Accessibility links

US to Use Database of Stolen Passports to Boost Border Security

The U.S. Department of Homeland Security is to begin using a database of stolen passports maintained by the international police organization, Interpol, to help boost border security. The plan was the focus of a congressional hearing Wednesday, as VOA's Deborah Tate reports from Capitol Hill.

Since the September 11, 2001 terrorist attacks on the United States, the U.S. government has been concerned about the possibility of terrorists using fraudulent passports to enter the country illegally.

Stolen passports, and blank ones that can be filled in with false information, can often be difficult to detect by immigration officers.

The Department of Homeland Security is turning to Interpol for help in cracking down on those who seek to enter the United States with false or stolen passports.

Senator Dianne Feinstein, a Democrat from the U.S. border state of California, welcomed the move at a Senate Judiciary subcommittee hearing.

"The Department of Homeland Security and State Department must work with Interpol to ensure that the frontline inspectors, those at airports and consular offices, have real-time access to lost and stolen passport data bases," she said. "The inspectors must be trained to use these data bases to ensure that no one carrying a stolen passport is allowed into this country."

Under questioning by Feinstein, Interpol's secretary-general, Ron Noble, described the kind of information that is available on the database:

NOBLE: "The stolen or lost passport number, the issuing country, whether the passport was stolen blank or lost, and the date of theft or loss. No privacy information."

FEINSTEIN: "How many passports are registered in the database?"

NOBLE: "We have over 6.7 million passports registered, and 14 million total stolen travel documents."

Noble says 123 countries now contribute information to the database.
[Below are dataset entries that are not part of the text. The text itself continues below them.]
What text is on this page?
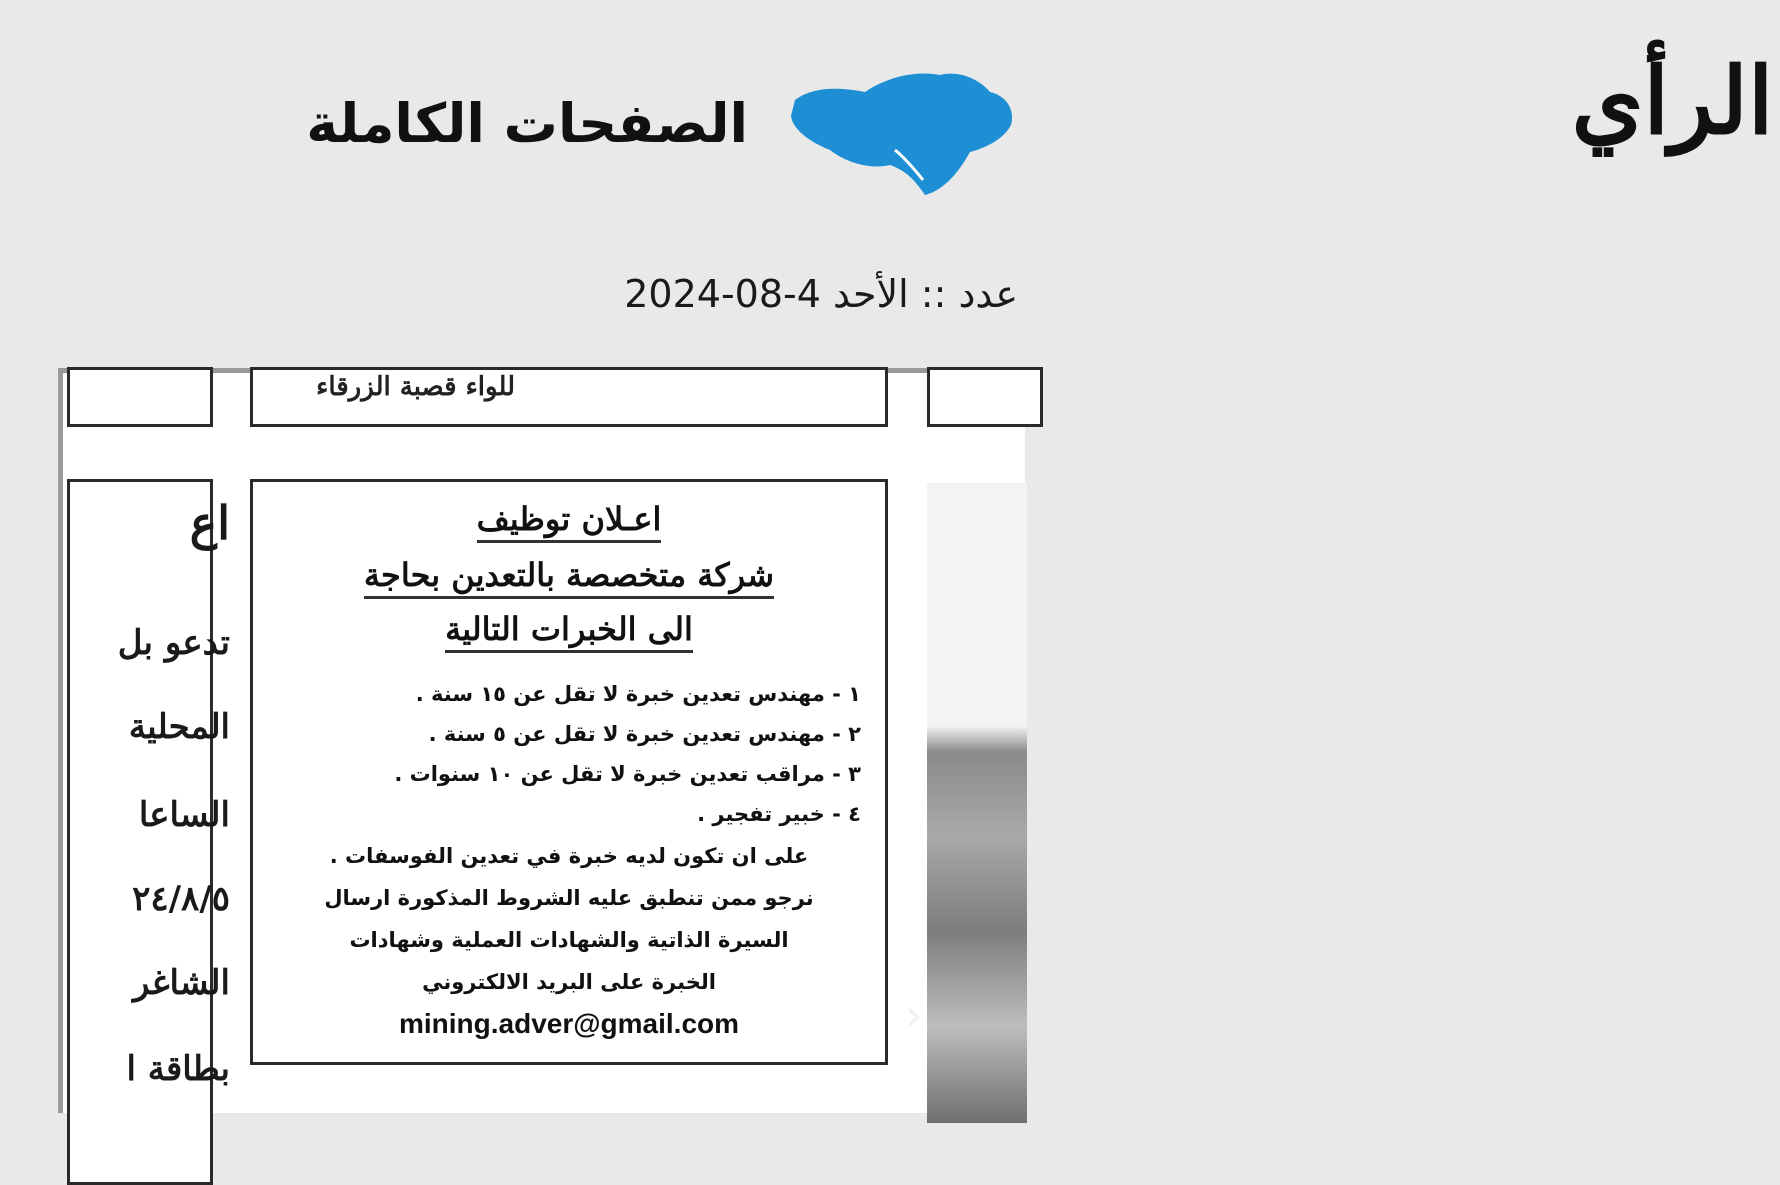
الرأي
الصفحات الكاملة
عدد :: الأحد 4-08-2024
للواء قصبة الزرقاء
اع
تدعو بل
المحلية
الساعا
٢٤/٨/٥
الشاغر
بطاقة ا
اعـلان توظيف
شركة متخصصة بالتعدين بحاجة
الى الخبرات التالية
١ - مهندس تعدين خبرة لا تقل عن ١٥ سنة .
٢ - مهندس تعدين خبرة لا تقل عن ٥ سنة .
٣ - مراقب تعدين خبرة لا تقل عن ١٠ سنوات .
٤ - خبير تفجير .
على ان تكون لديه خبرة في تعدين الفوسفات .
نرجو ممن تنطبق عليه الشروط المذكورة ارسال
السيرة الذاتية والشهادات العملية وشهادات
الخبرة على البريد الالكتروني
mining.adver@gmail.com	›
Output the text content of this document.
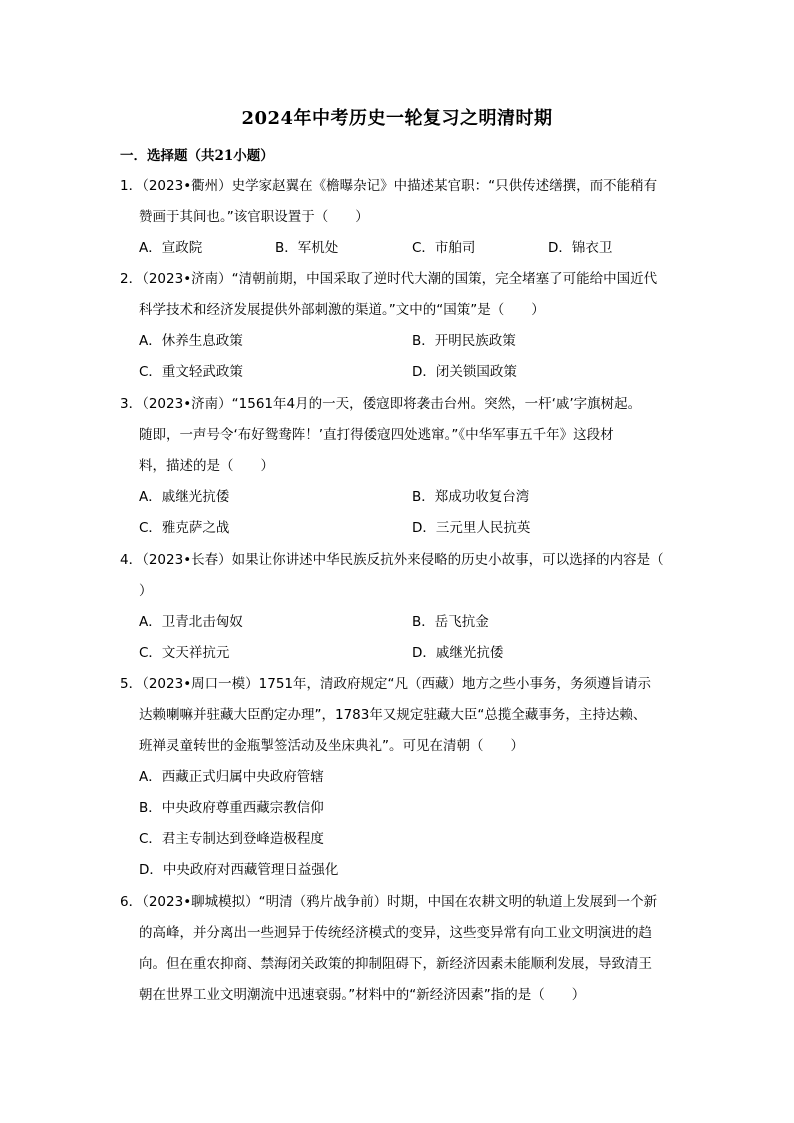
2024年中考历史一轮复习之明清时期
一．选择题（共21小题）
1．（2023•衢州）史学家赵翼在《檐曝杂记》中描述某官职：“只供传述缮撰，而不能稍有
赞画于其间也。”该官职设置于（　　）
A．宣政院	B．军机处	C．市舶司	D．锦衣卫
2．（2023•济南）“清朝前期，中国采取了逆时代大潮的国策，完全堵塞了可能给中国近代
科学技术和经济发展提供外部刺激的渠道。”文中的“国策”是（　　）
A．休养生息政策	B．开明民族政策
C．重文轻武政策	D．闭关锁国政策
3．（2023•济南）“1561年4月的一天，倭寇即将袭击台州。突然，一杆‘戚’字旗树起。
随即，一声号令‘布好鸳鸯阵！’直打得倭寇四处逃窜。”《中华军事五千年》这段材
料，描述的是（　　）
A．戚继光抗倭	B．郑成功收复台湾
C．雅克萨之战	D．三元里人民抗英
4．（2023•长春）如果让你讲述中华民族反抗外来侵略的历史小故事，可以选择的内容是（
）
A．卫青北击匈奴	B．岳飞抗金
C．文天祥抗元	D．戚继光抗倭
5．（2023•周口一模）1751年，清政府规定“凡（西藏）地方之些小事务，务须遵旨请示
达赖喇嘛并驻藏大臣酌定办理”，1783年又规定驻藏大臣“总揽全藏事务，主持达赖、
班禅灵童转世的金瓶掣签活动及坐床典礼”。可见在清朝（　　）
A．西藏正式归属中央政府管辖
B．中央政府尊重西藏宗教信仰
C．君主专制达到登峰造极程度
D．中央政府对西藏管理日益强化
6．（2023•聊城模拟）“明清（鸦片战争前）时期，中国在农耕文明的轨道上发展到一个新
的高峰，并分离出一些迥异于传统经济模式的变异，这些变异常有向工业文明演进的趋
向。但在重农抑商、禁海闭关政策的抑制阻碍下，新经济因素未能顺利发展，导致清王
朝在世界工业文明潮流中迅速衰弱。”材料中的“新经济因素”指的是（　　）
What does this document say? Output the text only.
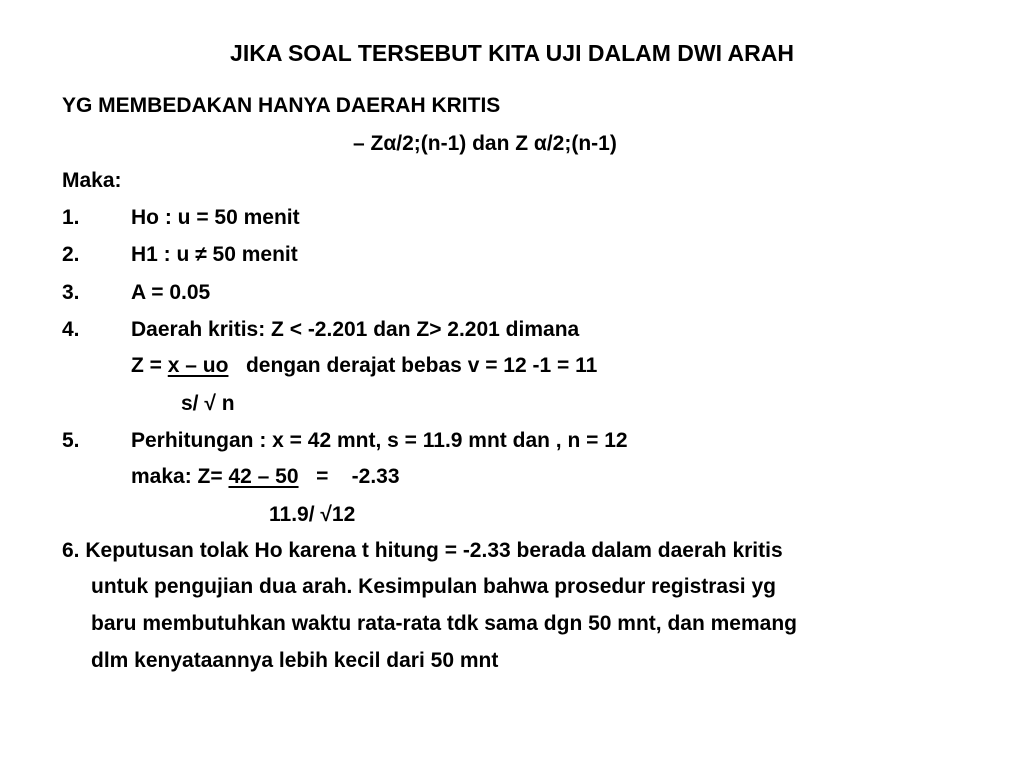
JIKA SOAL TERSEBUT KITA UJI DALAM DWI ARAH
YG MEMBEDAKAN HANYA DAERAH KRITIS
– Zα/2;(n-1) dan Z α/2;(n-1)
Maka:
1. Ho : u = 50 menit
2. H1 : u ≠ 50 menit
3. A = 0.05
4. Daerah kritis: Z < -2.201 dan Z> 2.201 dimana
Z = x – uo dengan derajat bebas v = 12 -1 = 11
s/ √ n
5. Perhitungan : x = 42 mnt, s = 11.9 mnt dan , n = 12
maka: Z= 42 – 50 = -2.33
11.9/ √12
6. Keputusan tolak Ho karena t hitung = -2.33 berada dalam daerah kritis
untuk pengujian dua arah. Kesimpulan bahwa prosedur registrasi yg
baru membutuhkan waktu rata-rata tdk sama dgn 50 mnt, dan memang
dlm kenyataannya lebih kecil dari 50 mnt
The United States hopes to begin using the database by the end of the year. Paul Morris is an official with the U.S. Customs and Border Protection agency.

"We are currently designing the system with Interpol," he explained. "We intend to test the system in the early fall of this year, and we will have a pilot test at a major U.S. international airport in place shortly thereafter. Immediately after that brief pilot test, we intend to have a rapid deployment to the balance of our border control system."

Lawmakers are also considering legislation to crack down on passport fraud. Senator Feinstein has introduced a bill that would increase penalties for trafficking in stolen or fake passports.